Il y a tout un écart entre l’être et le paraître. La durée du film est de 19 mn seulement, mais il a suscité des réactions vives parce que les images sont réelles et tirées de faits pertinents.
Comment avez-vous procédé pour créer ce film ?
Nous sommes une équipe restreinte. C’est un film indépendant tourné avec trois collègues étudiants : Ahmed Amine Kraimi en directeur de photographie, Sahby El Ouafi au son et Ismail Souissi au montage. Nous avons misé sur nos propres moyens pour les dépenses. Quant au matériel, nous l’avons emprunté. En tout, une caméra Canon 5D, le matériel du son et des sources de lumière. Le film se base sur une narration en voix off comme fil conducteur entre les séquences. Il est tourné à la plage de La Goulette, au cimetière, dans notre école et dans la maison d’un ami.
Où est-ce que les cinéphiles pourraient regarder le film ?

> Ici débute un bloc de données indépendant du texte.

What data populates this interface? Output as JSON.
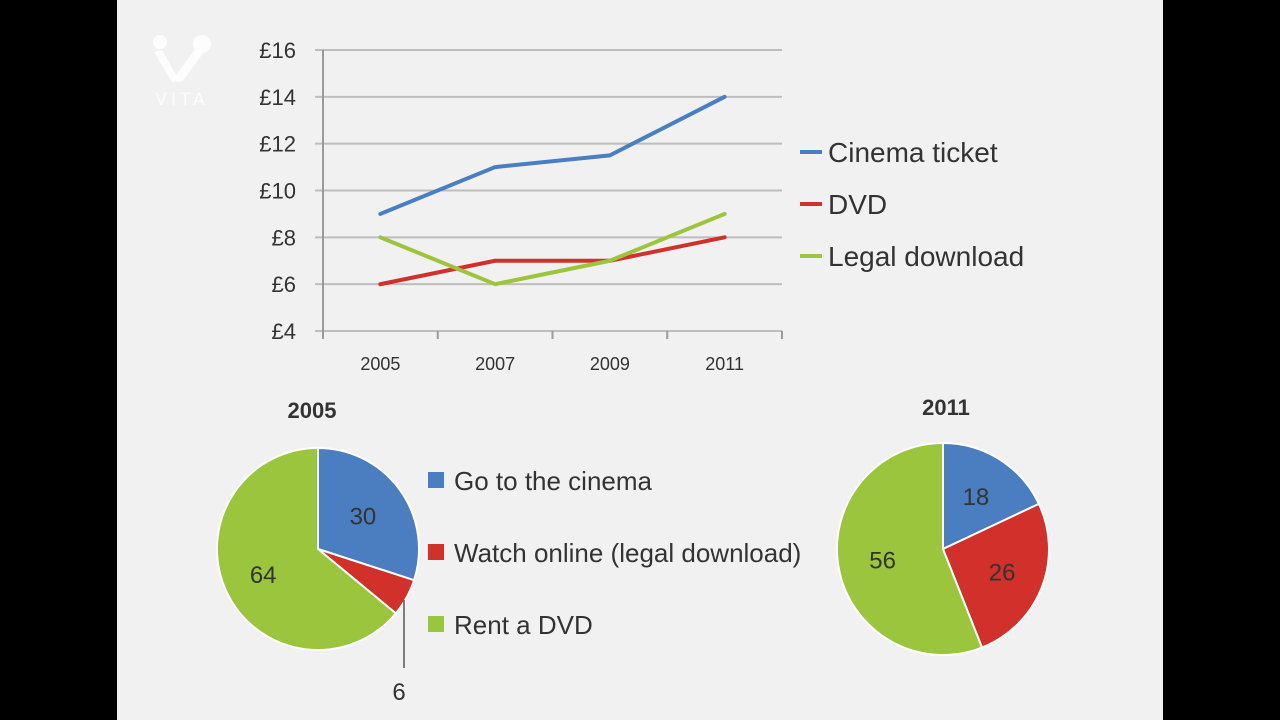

Nous avons malheureusement une grande difficulté de diffusion et d’accessibilité pour les films documentaires. Le public ne peut pas les voir en dehors des événements dédiés. On ne veut pas réaliser un film documentaire et s’arrêter à la création du contenu audiovisuel proprement dit.

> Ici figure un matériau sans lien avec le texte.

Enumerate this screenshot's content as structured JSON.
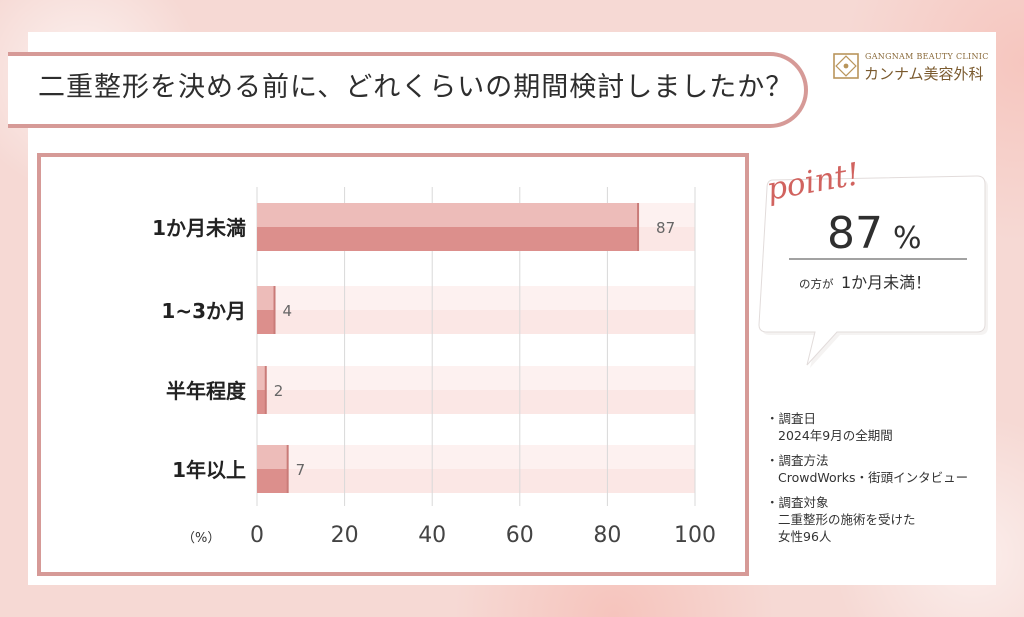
{
  "title": "二重整形を決める前に、どれくらいの期間検討しましたか？",
  "logo": {
    "en": "GANGNAM BEAUTY CLINIC",
    "ja": "カンナム美容外科"
  },
  "point": {
    "label": "point!",
    "value": "87",
    "unit": "%",
    "desc_pre": "の方が",
    "desc_main": "1か月未満！"
  },
  "notes": [
    {
      "head": "・調査日",
      "lines": [
        "2024年9月の全期間"
      ]
    },
    {
      "head": "・調査方法",
      "lines": [
        "CrowdWorks・街頭インタビュー"
      ]
    },
    {
      "head": "・調査対象",
      "lines": [
        "二重整形の施術を受けた",
        "女性96人"
      ]
    }
  ],
  "colors": {
    "accent": "#d69a97",
    "bar_dark": "#dc8f8c",
    "bar_light": "#edbcb9",
    "track": "#fbe7e5",
    "logo_gold": "#b9955b"
  },
  "chart_data": {
    "type": "bar",
    "orientation": "horizontal",
    "categories": [
      "1か月未満",
      "1~3か月",
      "半年程度",
      "1年以上"
    ],
    "values": [
      87,
      4,
      2,
      7
    ],
    "xlim": [
      0,
      100
    ],
    "xticks": [
      0,
      20,
      40,
      60,
      80,
      100
    ],
    "xunit": "（%）",
    "grid": true
  }
}
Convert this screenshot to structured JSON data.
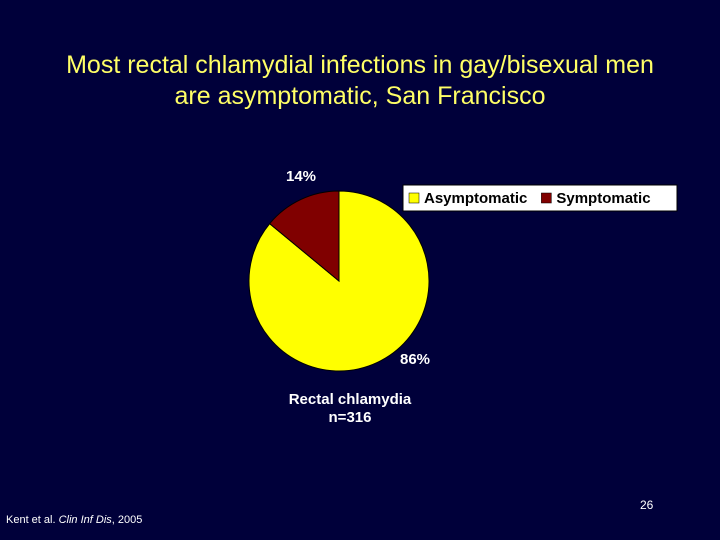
{
  "chart_data": {
    "type": "pie",
    "title": "Most rectal chlamydial infections in gay/bisexual men are asymptomatic, San Francisco",
    "categories": [
      "Asymptomatic",
      "Symptomatic"
    ],
    "values": [
      86,
      14
    ],
    "value_labels": [
      "86%",
      "14%"
    ],
    "colors": [
      "#ffff00",
      "#800000"
    ],
    "caption": [
      "Rectal chlamydia",
      "n=316"
    ]
  },
  "footer": {
    "author": "Kent et al. ",
    "journal": "Clin Inf Dis",
    "year": ", 2005"
  },
  "page_number": "26"
}
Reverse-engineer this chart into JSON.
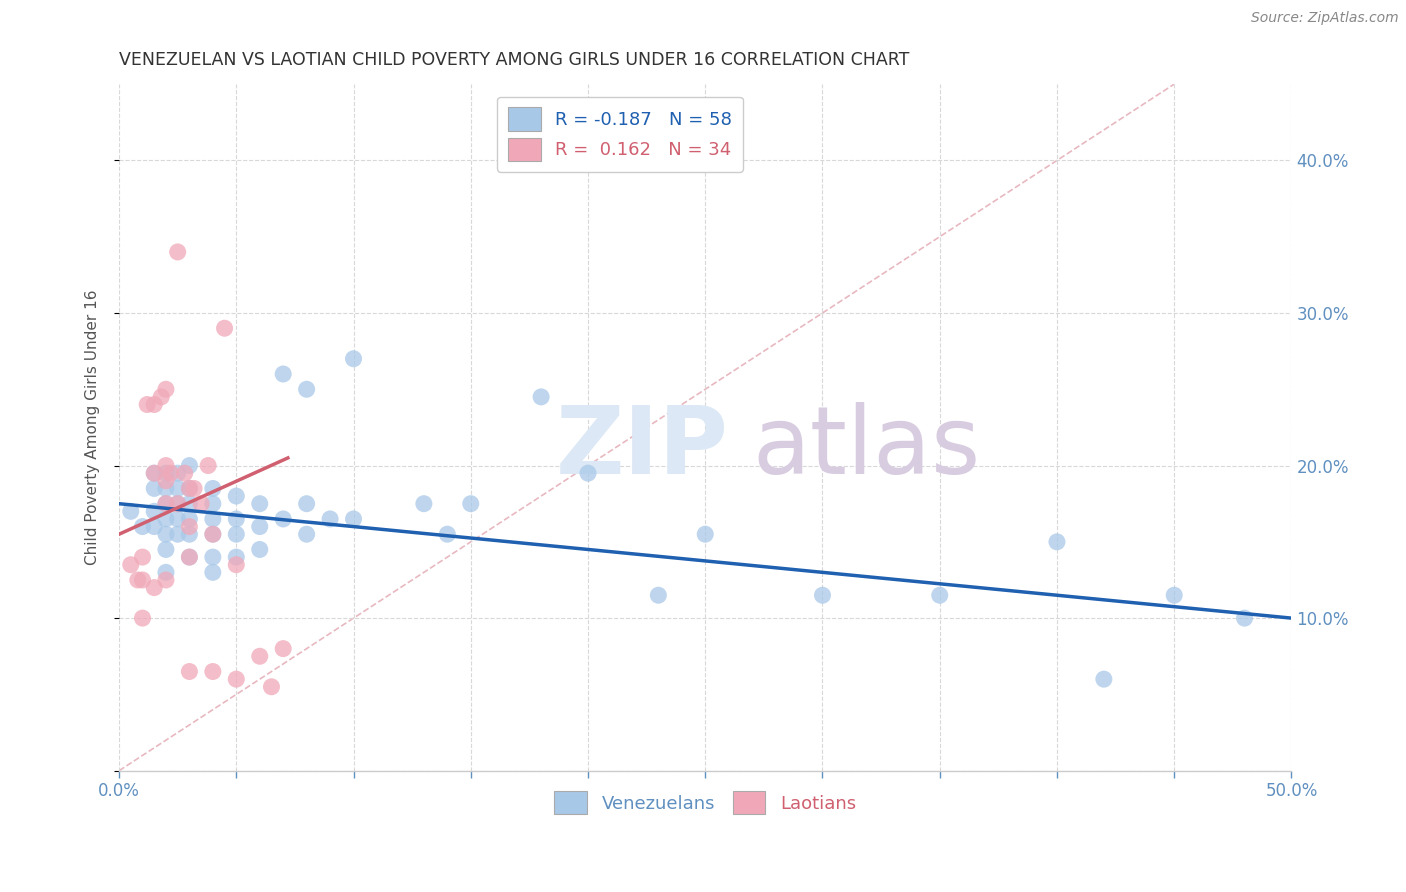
{
  "title": "VENEZUELAN VS LAOTIAN CHILD POVERTY AMONG GIRLS UNDER 16 CORRELATION CHART",
  "source": "Source: ZipAtlas.com",
  "ylabel": "Child Poverty Among Girls Under 16",
  "xlim": [
    0.0,
    0.5
  ],
  "ylim": [
    0.0,
    0.45
  ],
  "xticks": [
    0.0,
    0.05,
    0.1,
    0.15,
    0.2,
    0.25,
    0.3,
    0.35,
    0.4,
    0.45,
    0.5
  ],
  "yticks": [
    0.0,
    0.1,
    0.2,
    0.3,
    0.4
  ],
  "venezuelan_color": "#a8c8e8",
  "laotian_color": "#f0a8b8",
  "venezuelan_line_color": "#2060b0",
  "laotian_line_color": "#d06070",
  "diagonal_line_color": "#e8b8c0",
  "background_color": "#ffffff",
  "grid_color": "#d8d8d8",
  "watermark_zip_color": "#dce8f5",
  "watermark_atlas_color": "#d8cce0",
  "legend_text_ven_color": "#2060b0",
  "legend_text_lao_color": "#d06070",
  "legend_N_color": "#2060b0",
  "tick_color": "#6090c0",
  "title_color": "#333333",
  "ylabel_color": "#555555",
  "source_color": "#888888",
  "venezuelan_x": [
    0.005,
    0.01,
    0.015,
    0.015,
    0.015,
    0.015,
    0.02,
    0.02,
    0.02,
    0.02,
    0.02,
    0.02,
    0.02,
    0.025,
    0.025,
    0.025,
    0.025,
    0.025,
    0.03,
    0.03,
    0.03,
    0.03,
    0.03,
    0.03,
    0.04,
    0.04,
    0.04,
    0.04,
    0.04,
    0.04,
    0.05,
    0.05,
    0.05,
    0.05,
    0.06,
    0.06,
    0.06,
    0.07,
    0.07,
    0.08,
    0.08,
    0.08,
    0.09,
    0.1,
    0.1,
    0.15,
    0.2,
    0.25,
    0.3,
    0.35,
    0.4,
    0.42,
    0.45,
    0.48,
    0.13,
    0.14,
    0.18,
    0.23
  ],
  "venezuelan_y": [
    0.17,
    0.16,
    0.195,
    0.185,
    0.17,
    0.16,
    0.195,
    0.185,
    0.175,
    0.165,
    0.155,
    0.145,
    0.13,
    0.195,
    0.185,
    0.175,
    0.165,
    0.155,
    0.2,
    0.185,
    0.175,
    0.165,
    0.155,
    0.14,
    0.185,
    0.175,
    0.165,
    0.155,
    0.14,
    0.13,
    0.18,
    0.165,
    0.155,
    0.14,
    0.175,
    0.16,
    0.145,
    0.26,
    0.165,
    0.25,
    0.175,
    0.155,
    0.165,
    0.27,
    0.165,
    0.175,
    0.195,
    0.155,
    0.115,
    0.115,
    0.15,
    0.06,
    0.115,
    0.1,
    0.175,
    0.155,
    0.245,
    0.115
  ],
  "laotian_x": [
    0.005,
    0.008,
    0.01,
    0.01,
    0.01,
    0.012,
    0.015,
    0.015,
    0.015,
    0.018,
    0.02,
    0.02,
    0.02,
    0.02,
    0.02,
    0.022,
    0.025,
    0.025,
    0.028,
    0.03,
    0.03,
    0.03,
    0.03,
    0.032,
    0.035,
    0.038,
    0.04,
    0.04,
    0.045,
    0.05,
    0.05,
    0.06,
    0.065,
    0.07
  ],
  "laotian_y": [
    0.135,
    0.125,
    0.14,
    0.125,
    0.1,
    0.24,
    0.24,
    0.195,
    0.12,
    0.245,
    0.25,
    0.2,
    0.19,
    0.175,
    0.125,
    0.195,
    0.34,
    0.175,
    0.195,
    0.185,
    0.16,
    0.14,
    0.065,
    0.185,
    0.175,
    0.2,
    0.155,
    0.065,
    0.29,
    0.135,
    0.06,
    0.075,
    0.055,
    0.08
  ],
  "ven_trend_x0": 0.0,
  "ven_trend_x1": 0.5,
  "ven_trend_y0": 0.175,
  "ven_trend_y1": 0.1,
  "lao_trend_x0": 0.0,
  "lao_trend_x1": 0.072,
  "lao_trend_y0": 0.155,
  "lao_trend_y1": 0.205
}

On veut certainement le partager. Après tout, les films sont faits pour être vus ! Nous participons aux festivals pour voir le documentaire projeté. Les événements cinématographiques nous offrent la chance de gagner en visibilité en tant que réalisateurs. Mais ce qu’il nous faut en réalité, ce sont des plateformes de distribution pour une sortie plus large. Vous devez connaître les défis et les contraintes économiques. On n’a pas de plateformes en Tunisie pour rentabiliser à prix réduit et encourager les jeunes créateurs. Il faut promouvoir les projets des réalisateurs talentueux en début de carrière et permettre l’accès de tous aux films documentaires. Ces deux volets sont essentiels.
Quelles sont les clés de succès d’un film documentaire ?

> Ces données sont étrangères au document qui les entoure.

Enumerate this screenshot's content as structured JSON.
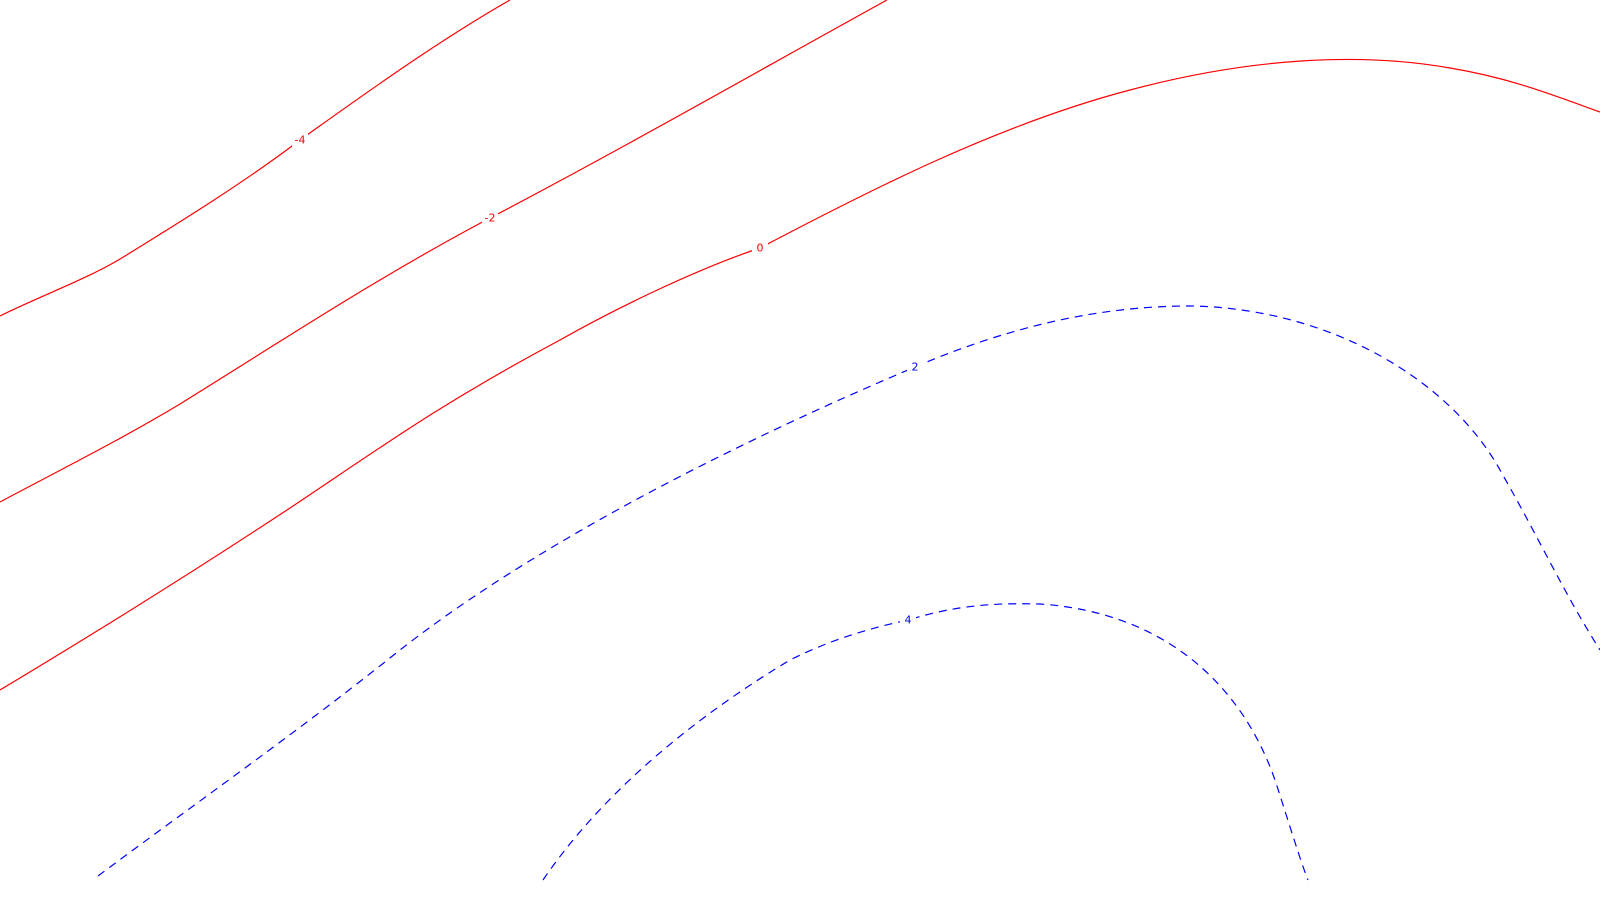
{
  "chart_data": {
    "type": "contour",
    "title": "",
    "xlabel": "",
    "ylabel": "",
    "grid": false,
    "legend": "none",
    "colors": {
      "negative_and_zero": "#ff0000",
      "positive": "#0000ff"
    },
    "levels": [
      {
        "value": -4,
        "label": "-4",
        "color": "#ff0000",
        "dashed": false
      },
      {
        "value": -2,
        "label": "-2",
        "color": "#ff0000",
        "dashed": false
      },
      {
        "value": 0,
        "label": "0",
        "color": "#ff0000",
        "dashed": false
      },
      {
        "value": 2,
        "label": "2",
        "color": "#0000ff",
        "dashed": true
      },
      {
        "value": 4,
        "label": "4",
        "color": "#0000ff",
        "dashed": true
      }
    ]
  }
}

C’est distraire et captiver un public tout en l’éduquant. Par ailleurs, les documentaires peuvent changer les opinions de façon très concrète. Ce qu’on m’a dit à propos de «Brin de folia», c’est que j’ai su raconter une vérité en la rendant divertissante pour le spectateur. J’ai réussi à retenir l’attention pendant toute la durée du film. Ce qui est déterminant, c’est la capacité à écrire et à maîtriser l’outil audiovisuel pour raconter des histoires basées sur le réel et partager son regard à un large public. La littérature est un atout pour m’inspirer des livres étudiés et écrire les scénarios. Mes études littéraires m’ont aidée dans ce sens pour transformer mes idées et les traiter avec ma vision d’autrice, tout d’abord, puis de réalisatrice. Ensuite, il faut savoir que la mise en scène du documentaire ne déroge pas aux techniques cinématographiques classiques. Dans les documentaires qui sont dans le style d’un reportage avec une voix off, le spectateur a du mal à suivre. On parle aujourd’hui d’effets de mise en scène dans le documentaire, d’un genre hybride qui mêle le réel à la fiction, tout en restant fidèle au sujet, pour captiver durablement l’auditoire.
Comment évaluez-vous la réception des films documentaires en Tunisie ?
La création documentaire connaît une effervescence extraordinaire en Tunisie et attire un public toujours plus nombreux, comme on peut le remarquer au Fifak et autres événements. Il s’agit surtout de documentaires engagés créés par des jeunes qui ambitionnent de changer. Ils sont très intéressants dans ce sens car un film peut toucher, inviter à réfléchir. Certains d’entre eux fournissent des informations éducatives.
Après le succès de «Brin de folia», quelles sont vos ambitions futures ?
Je suis actuellement assistante de réalisation avec Jamil Najjar. J’écris aussi une fiction par laquelle je souhaite accéder à un autre genre. C’est un véritable scénario de film. Même si on peut se contenter de peu de moyens pour venir à bout d’un documentaire, le cinéma nécessite des subventions. J’espère pouvoir travailler sur un grand projet où j’aurai plus de confort financier.